Microsoft's AI research team accidentally leaked 38 terabytes of sensitive data when it published an open source training dataset via GitHub, including private keys, passwords, and personal backups of the company's computer employees.
Cloud security company Wiz discovered a GitHub repository from Microsoft's AI research division as part of its ongoing efforts to prevent accidental leaks of cloud-hosted data.
The company's AI research team allows users of the GitHub repository to download models via Azure storage account links because the repository provides open source code and AI models for AI discovery. "photo."
Wiz discovered that the link was intended to grant permissions to the entire storage account, inadvertently exposing additional private data.
The data contains sensitive personal information, including passwords, Microsoft service keys, and more than 30,000 internal Teams messages from 359 Microsoft employees.
The incorrect link setting also allows full control instead of read-only permissions, which means content can be removed and replaced with malware-infected content.

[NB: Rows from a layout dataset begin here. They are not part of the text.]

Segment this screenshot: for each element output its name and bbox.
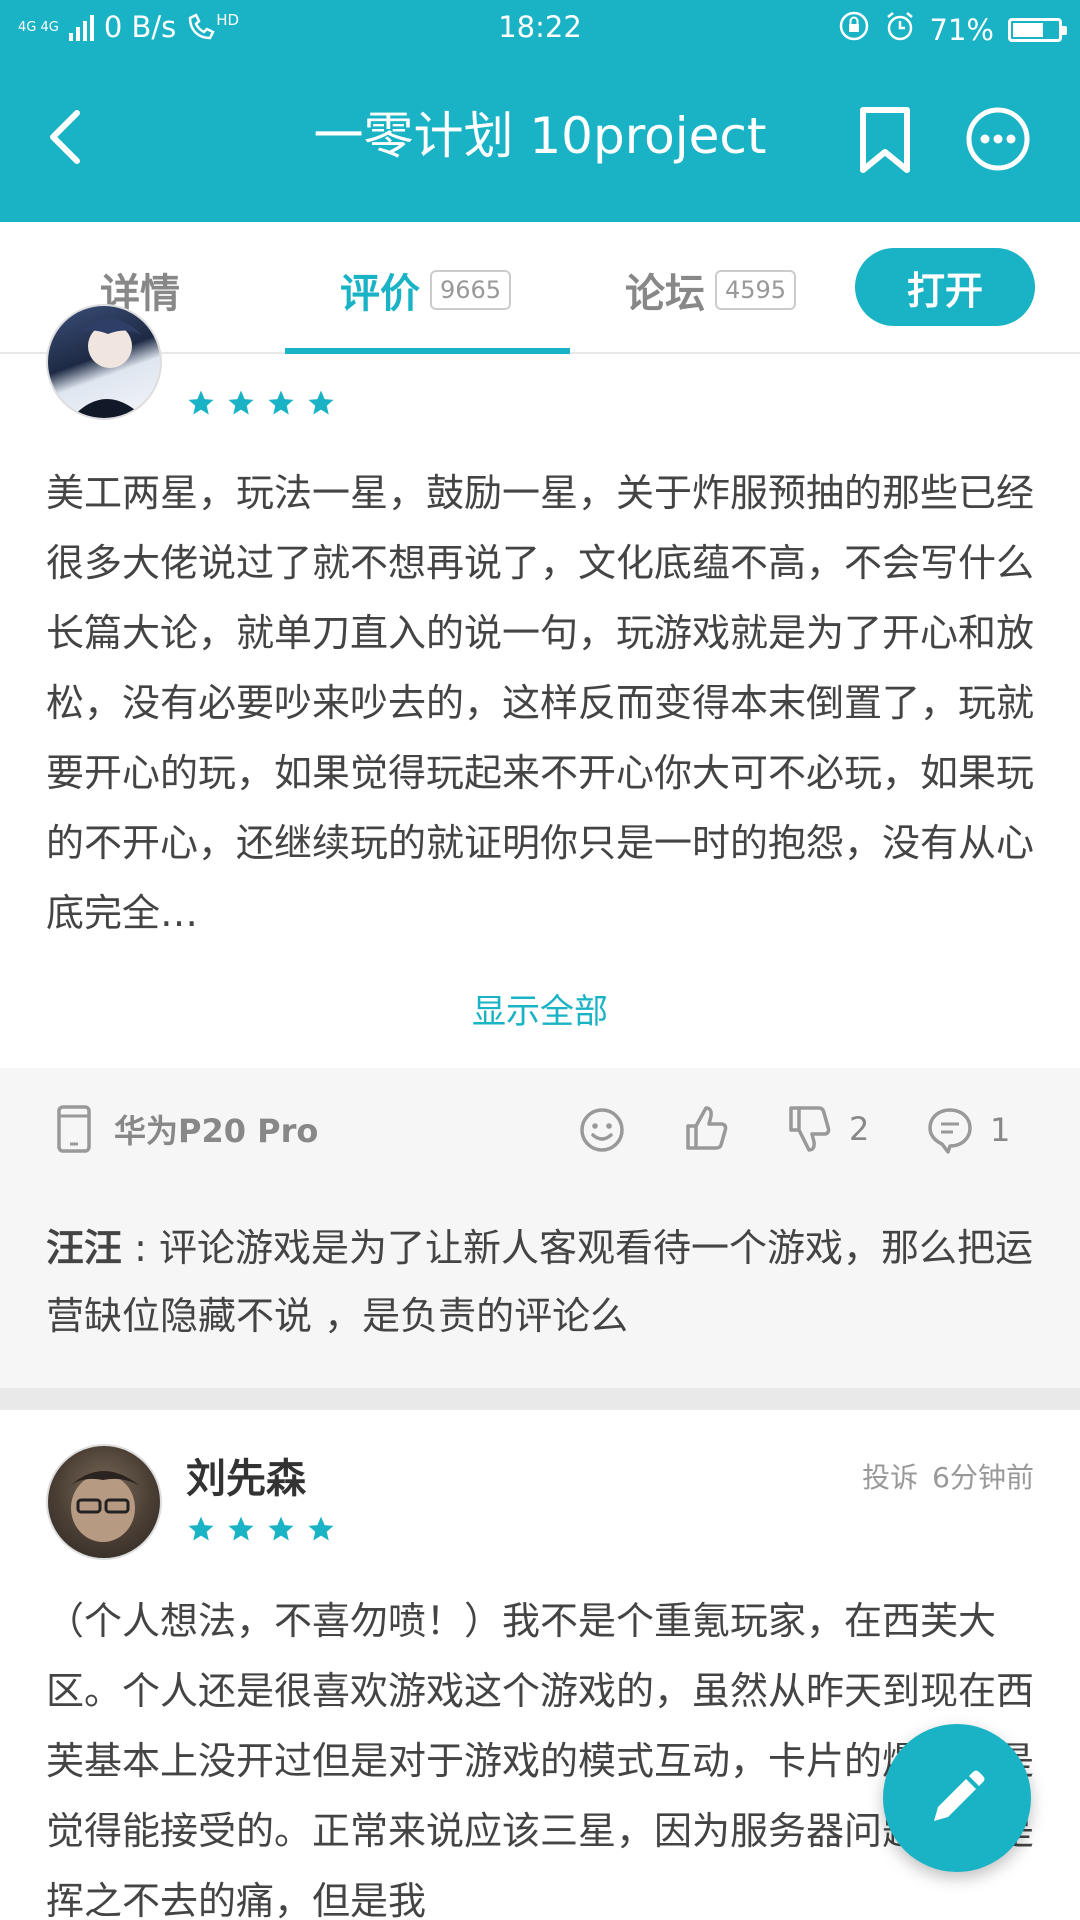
star-icon [268,390,294,415]
battery-icon [1008,17,1067,42]
thumbs-down-icon [789,1106,831,1152]
phone-icon [57,1105,91,1153]
reply-text: : 评论游戏是为了让新人客观看待一个游戏，那么把运营缺位隐藏不说 ，是负责的评论… [46,1226,1033,1338]
review-username[interactable]: 刘先森 [186,1446,306,1504]
avatar[interactable] [46,304,162,420]
review-card: 美工两星，玩法一星，鼓励一星，关于炸服预抽的那些已经很多大佬说过了就不想再说了，… [0,304,1080,1054]
tab-label: 评价 [340,271,420,317]
star-icon [188,1516,214,1541]
section-divider [0,1388,1080,1410]
chevron-left-icon [50,110,80,164]
more-button[interactable] [965,106,1031,172]
review-text[interactable]: （个人想法，不喜勿喷！）我不是个重氪玩家，在西芙大区。个人还是很喜欢游戏这个游戏… [46,1586,1036,1920]
tab-count: 4595 [715,270,797,310]
battery-fill [1013,22,1044,37]
reply-item[interactable]: 汪汪 : 评论游戏是为了让新人客观看待一个游戏，那么把运营缺位隐藏不说 ，是负责… [46,1214,1036,1350]
comment-button[interactable]: 1 [926,1106,1010,1154]
back-button[interactable] [40,102,90,172]
pencil-icon [934,1770,985,1821]
device-name: 华为P20 Pro [114,1112,319,1150]
dislike-button[interactable]: 2 [785,1104,869,1154]
star-icon [268,1516,294,1541]
star-icon [228,390,254,415]
review-time: 6分钟前 [932,1461,1034,1494]
review-meta: 投诉 6分钟前 [862,1456,1034,1496]
page-title: 一零计划 10project [313,107,767,165]
review-text[interactable]: 美工两星，玩法一星，鼓励一星，关于炸服预抽的那些已经很多大佬说过了就不想再说了，… [46,458,1036,948]
review-footer: 华为P20 Pro 2 1 汪汪 : 评论游戏是为了让新人客观看待一个游戏，那么… [0,1068,1080,1388]
comment-icon [928,1108,972,1154]
write-review-button[interactable] [883,1724,1031,1872]
thumbs-up-icon [686,1106,728,1150]
star-icon [188,390,214,415]
device-info: 华为P20 Pro [56,1104,318,1154]
dislike-count: 2 [849,1110,870,1148]
avatar[interactable] [46,1444,162,1560]
tab-label: 论坛 [625,271,705,317]
app-header-bar: 4G 4G 0 B/s HD 18:22 71% 一零计划 10project [0,0,1080,222]
bookmark-button[interactable] [855,106,915,174]
emoji-button[interactable] [578,1106,626,1154]
navigation-header: 一零计划 10project [0,56,1080,222]
more-icon [966,107,1030,171]
alarm-icon [884,10,916,49]
rating-stars [186,1514,336,1544]
comment-count: 1 [990,1111,1011,1149]
smile-icon [580,1108,624,1152]
star-icon [308,1516,334,1541]
rating-stars [186,388,336,418]
tab-count: 9665 [430,270,512,310]
status-right: 71% [838,10,1067,49]
status-bar: 4G 4G 0 B/s HD 18:22 71% [0,0,1080,56]
like-button[interactable] [682,1104,730,1152]
tab-forum[interactable]: 论坛 4595 [625,260,797,320]
battery-percent: 71% [929,12,994,47]
star-icon [228,1516,254,1541]
report-link[interactable]: 投诉 [862,1456,918,1496]
bookmark-icon [860,107,910,173]
show-all-link[interactable]: 显示全部 [0,984,1080,1033]
tab-reviews[interactable]: 评价 9665 [340,260,512,320]
open-button[interactable]: 打开 [855,248,1035,326]
star-icon [308,390,334,415]
lock-rotation-icon [838,10,870,49]
reply-author[interactable]: 汪汪 [46,1226,122,1270]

Microsoft's AI developers added a simple token to sign shared access within the link. Signed shared access tokens are a method used by Azure that allows users to create shareable links to grant access to data in their Azure storage account.

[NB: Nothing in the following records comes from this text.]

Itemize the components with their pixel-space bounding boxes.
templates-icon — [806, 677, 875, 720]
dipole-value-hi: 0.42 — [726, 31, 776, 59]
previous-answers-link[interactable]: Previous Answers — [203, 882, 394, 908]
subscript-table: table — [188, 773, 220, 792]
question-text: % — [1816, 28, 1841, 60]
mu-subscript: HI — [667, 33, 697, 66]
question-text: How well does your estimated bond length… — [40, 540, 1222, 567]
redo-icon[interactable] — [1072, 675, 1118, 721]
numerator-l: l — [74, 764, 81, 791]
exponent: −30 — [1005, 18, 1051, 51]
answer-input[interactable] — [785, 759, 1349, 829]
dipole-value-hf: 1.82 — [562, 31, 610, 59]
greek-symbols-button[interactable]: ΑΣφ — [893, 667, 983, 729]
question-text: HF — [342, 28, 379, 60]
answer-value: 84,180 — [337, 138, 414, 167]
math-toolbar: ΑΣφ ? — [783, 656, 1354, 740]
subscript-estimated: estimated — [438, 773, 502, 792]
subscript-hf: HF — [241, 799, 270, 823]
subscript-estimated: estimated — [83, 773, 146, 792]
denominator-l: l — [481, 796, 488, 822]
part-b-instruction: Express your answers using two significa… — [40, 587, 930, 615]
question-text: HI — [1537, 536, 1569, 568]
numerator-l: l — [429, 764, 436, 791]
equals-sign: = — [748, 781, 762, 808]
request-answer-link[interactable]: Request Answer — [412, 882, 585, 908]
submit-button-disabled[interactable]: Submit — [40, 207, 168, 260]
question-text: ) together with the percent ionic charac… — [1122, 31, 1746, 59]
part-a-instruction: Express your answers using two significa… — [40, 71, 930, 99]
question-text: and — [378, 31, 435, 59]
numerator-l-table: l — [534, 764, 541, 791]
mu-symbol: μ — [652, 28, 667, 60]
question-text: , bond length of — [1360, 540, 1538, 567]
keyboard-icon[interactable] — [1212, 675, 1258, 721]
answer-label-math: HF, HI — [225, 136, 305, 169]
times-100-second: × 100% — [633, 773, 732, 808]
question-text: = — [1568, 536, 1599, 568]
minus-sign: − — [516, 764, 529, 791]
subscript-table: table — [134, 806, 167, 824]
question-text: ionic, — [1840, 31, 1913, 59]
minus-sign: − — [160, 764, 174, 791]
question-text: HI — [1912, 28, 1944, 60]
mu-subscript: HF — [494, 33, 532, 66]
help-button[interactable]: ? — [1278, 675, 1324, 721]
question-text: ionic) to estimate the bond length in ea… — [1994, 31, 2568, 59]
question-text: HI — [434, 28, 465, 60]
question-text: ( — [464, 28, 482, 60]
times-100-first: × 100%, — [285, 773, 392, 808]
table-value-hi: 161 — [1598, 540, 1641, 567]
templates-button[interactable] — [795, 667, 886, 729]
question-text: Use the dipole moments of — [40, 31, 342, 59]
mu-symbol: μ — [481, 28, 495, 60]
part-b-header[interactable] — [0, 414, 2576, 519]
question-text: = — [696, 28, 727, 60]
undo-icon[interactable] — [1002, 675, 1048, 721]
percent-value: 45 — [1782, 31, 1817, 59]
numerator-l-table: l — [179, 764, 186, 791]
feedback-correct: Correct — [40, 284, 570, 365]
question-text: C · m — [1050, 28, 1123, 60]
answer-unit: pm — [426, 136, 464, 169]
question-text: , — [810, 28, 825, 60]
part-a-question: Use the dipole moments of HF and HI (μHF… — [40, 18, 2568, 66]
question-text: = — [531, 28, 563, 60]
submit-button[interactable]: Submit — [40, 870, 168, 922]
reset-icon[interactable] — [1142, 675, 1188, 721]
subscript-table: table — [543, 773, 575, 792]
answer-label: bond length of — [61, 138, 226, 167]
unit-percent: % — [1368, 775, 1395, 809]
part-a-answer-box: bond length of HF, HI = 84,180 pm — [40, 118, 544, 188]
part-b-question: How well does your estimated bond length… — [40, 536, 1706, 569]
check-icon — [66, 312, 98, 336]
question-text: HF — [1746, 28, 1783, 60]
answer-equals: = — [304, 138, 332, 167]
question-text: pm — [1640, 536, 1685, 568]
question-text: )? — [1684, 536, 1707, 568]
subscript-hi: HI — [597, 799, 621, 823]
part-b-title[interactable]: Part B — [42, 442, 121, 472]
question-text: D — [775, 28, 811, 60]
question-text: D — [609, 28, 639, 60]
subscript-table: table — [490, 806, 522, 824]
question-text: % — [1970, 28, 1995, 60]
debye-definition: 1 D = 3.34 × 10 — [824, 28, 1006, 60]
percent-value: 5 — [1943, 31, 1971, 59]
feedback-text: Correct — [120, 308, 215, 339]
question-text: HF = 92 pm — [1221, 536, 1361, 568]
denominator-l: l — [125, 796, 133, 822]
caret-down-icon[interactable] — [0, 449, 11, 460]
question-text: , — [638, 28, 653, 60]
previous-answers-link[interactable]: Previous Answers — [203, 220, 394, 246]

“Data scientists are working to bring new AI solutions into production, but the large amounts of data they process require additional security controls and protections,” Weese said.
“It is becoming increasingly difficult to monitor and avoid situations like Microsoft's where many development teams need to process large amounts of data, share data with colleagues, or collaborate on public open source projects,” she added.
Wiz said he shared his findings with Microsoft, which later rejected the Shared Access Signature token. Microsoft Security Response said: “No customer data or other internal services were compromised as a result of this issue.”
“We have expanded our GitHub service, which monitors all public changes to open source code, to expose plaintext credentials and other secrets to include all signed shared access tokens that may have expiration dates or additional privileges,” Microsoft said.